Principles of implementing UEBA solutions:
To realize the full potential of UEBA solutions, organizations need to follow these principles:- Complimenting existing security operations center.
- Leveraging data sources including, but not limited to, end-user computing and network data as well as system logs and application data.
- Enriching the insights with contextual data considering both objectives as well as personal information. For instance, correlating user access, activities, and privileges with recent employee satisfaction survey responses.
- Enterprise-wide implementation for monitoring and correlation of data, activity, and events.
- Adopting risk score-based investigation with immediate ‘blocking’ actions for high-risk and classified cases and analysis for other flagged cases. For instance, immediately blocking access of a high-risk user to a crown jewel application and reinstating it only after the risk has been investigated
- Using security orchestration and automation along with UEBA to reduce dwell time.
Working of UEBA:
UEBA systems provide visibility into the network’s user end. When the UEBA system detects abnormal behavior, the information can be used to detect threats. For instance, if a user regularly downloads 3 MB of data but then starts downloading terabytes, there may be a problem. The UEBA will notify of the findings and highlight such aberrant activities. UEBA systems analyze patterns of typical behavior using algorithms, machine learning, and statistical technologies. The UEBA system does an analysis when it notices a deviation from a recognized pattern to assess if the anomaly constitutes a genuine threat or not. A thorough report can be generated as soon as an anomaly is labeled as a threat. Machine learning algorithms can be designed to target the below five behavior areas which is not feasible to perform with the traditional signatures,- Behavior Analysis: Baseline & monitor the behavior and raise anomaly alert Ex. Access to sensitive data
- Peer Group Analysis: Exceptional behavior within role group. Ex. Accessing records not allotted to a group.
- Event Rarity Analysis: Alert at an unprecedented unusual event. Ex. User login at out-of-office hours.
- Robotic Behavior: Detect repetitive machine-like behavior. Ex. Pinging server at the fixed interval with same bytes.

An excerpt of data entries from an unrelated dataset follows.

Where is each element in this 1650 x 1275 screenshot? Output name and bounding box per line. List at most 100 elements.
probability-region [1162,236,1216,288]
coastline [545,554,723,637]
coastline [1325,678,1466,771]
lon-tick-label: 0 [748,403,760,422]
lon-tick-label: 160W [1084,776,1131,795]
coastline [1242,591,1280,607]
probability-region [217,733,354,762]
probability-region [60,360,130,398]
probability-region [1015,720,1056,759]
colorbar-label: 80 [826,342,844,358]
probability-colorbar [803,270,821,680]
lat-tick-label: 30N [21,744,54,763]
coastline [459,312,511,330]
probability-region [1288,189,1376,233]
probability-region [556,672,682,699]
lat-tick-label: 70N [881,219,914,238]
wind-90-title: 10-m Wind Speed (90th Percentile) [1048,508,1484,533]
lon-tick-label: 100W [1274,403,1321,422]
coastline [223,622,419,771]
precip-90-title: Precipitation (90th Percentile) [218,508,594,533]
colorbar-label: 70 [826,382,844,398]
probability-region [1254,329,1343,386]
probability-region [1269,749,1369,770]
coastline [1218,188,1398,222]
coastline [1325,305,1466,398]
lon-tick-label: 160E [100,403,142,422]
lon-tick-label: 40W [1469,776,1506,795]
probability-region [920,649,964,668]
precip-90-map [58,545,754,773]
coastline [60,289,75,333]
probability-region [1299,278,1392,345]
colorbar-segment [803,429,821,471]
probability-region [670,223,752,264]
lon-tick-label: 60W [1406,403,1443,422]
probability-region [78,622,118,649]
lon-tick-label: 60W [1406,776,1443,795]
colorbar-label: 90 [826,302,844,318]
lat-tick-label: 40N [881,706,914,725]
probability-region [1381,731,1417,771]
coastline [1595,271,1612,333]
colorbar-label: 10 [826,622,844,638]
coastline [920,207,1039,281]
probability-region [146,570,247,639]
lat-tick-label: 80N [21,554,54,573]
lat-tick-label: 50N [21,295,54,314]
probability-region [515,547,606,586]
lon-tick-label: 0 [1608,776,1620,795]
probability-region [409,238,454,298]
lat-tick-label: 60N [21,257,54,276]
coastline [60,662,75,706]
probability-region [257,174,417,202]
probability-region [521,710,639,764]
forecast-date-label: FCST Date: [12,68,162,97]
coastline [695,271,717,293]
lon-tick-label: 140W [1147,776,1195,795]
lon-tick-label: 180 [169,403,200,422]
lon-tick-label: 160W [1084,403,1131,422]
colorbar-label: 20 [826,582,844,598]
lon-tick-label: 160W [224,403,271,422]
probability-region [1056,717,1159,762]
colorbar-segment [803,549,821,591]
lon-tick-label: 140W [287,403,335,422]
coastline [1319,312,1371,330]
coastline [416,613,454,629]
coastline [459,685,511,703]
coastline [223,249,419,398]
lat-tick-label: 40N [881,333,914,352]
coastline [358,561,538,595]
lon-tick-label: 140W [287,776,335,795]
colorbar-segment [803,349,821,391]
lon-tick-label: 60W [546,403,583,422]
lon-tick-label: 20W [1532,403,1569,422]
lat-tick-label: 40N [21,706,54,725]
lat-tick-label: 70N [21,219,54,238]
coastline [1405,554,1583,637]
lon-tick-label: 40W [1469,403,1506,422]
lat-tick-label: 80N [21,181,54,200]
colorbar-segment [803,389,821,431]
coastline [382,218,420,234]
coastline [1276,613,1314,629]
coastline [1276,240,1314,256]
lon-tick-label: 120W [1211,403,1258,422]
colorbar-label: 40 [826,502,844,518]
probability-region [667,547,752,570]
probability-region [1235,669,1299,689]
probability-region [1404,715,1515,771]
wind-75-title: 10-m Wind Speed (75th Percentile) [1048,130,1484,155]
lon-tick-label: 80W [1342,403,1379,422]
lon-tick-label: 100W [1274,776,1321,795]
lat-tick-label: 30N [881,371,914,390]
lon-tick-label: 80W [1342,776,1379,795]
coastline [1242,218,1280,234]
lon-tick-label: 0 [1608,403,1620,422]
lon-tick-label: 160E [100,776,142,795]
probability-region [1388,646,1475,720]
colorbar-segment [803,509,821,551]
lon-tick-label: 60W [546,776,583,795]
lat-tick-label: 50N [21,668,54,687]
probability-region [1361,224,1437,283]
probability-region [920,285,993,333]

- Sequence Analysis: Analysis of the sequence of actions. E.g. USB data transfer after accessing confidential data.
Benefits of UEBA:
Even while UEBA systems’ capabilities can differ, most of them offer user visibility through the following detection features:- Insider threats: For spotting unusual user behavior among your staff. This function can be used to stop malicious inside users or former employees from stealing confidential information or causing outages. You can choose which parts of cybersecurity should be reinforced through training and education modules in circumstances of well-intentioned but inexperienced people.
- Spoofing: For spotting irregularities in the way your business accounts are used. This function allows you to identify fake accounts, which pose as genuine corporate users with ulterior motives. Before the attackers have a chance to take advantage of this vulnerability, UEBA systems can assist you in identifying compromised accounts.
- Data exfiltration: For Detection of unauthorized or malicious data exfiltration by the action of authorized users.
- Brute force attacks: For detecting anomalies in the usage behavior within third-party cloud environments. When automated bots generate a large number of fake credentials in an attempt to guess a valid user’s password, the UEBA systems identify the deviation from the pattern, flag it as unusual behavior, and then lock the account in time to prevent the breach.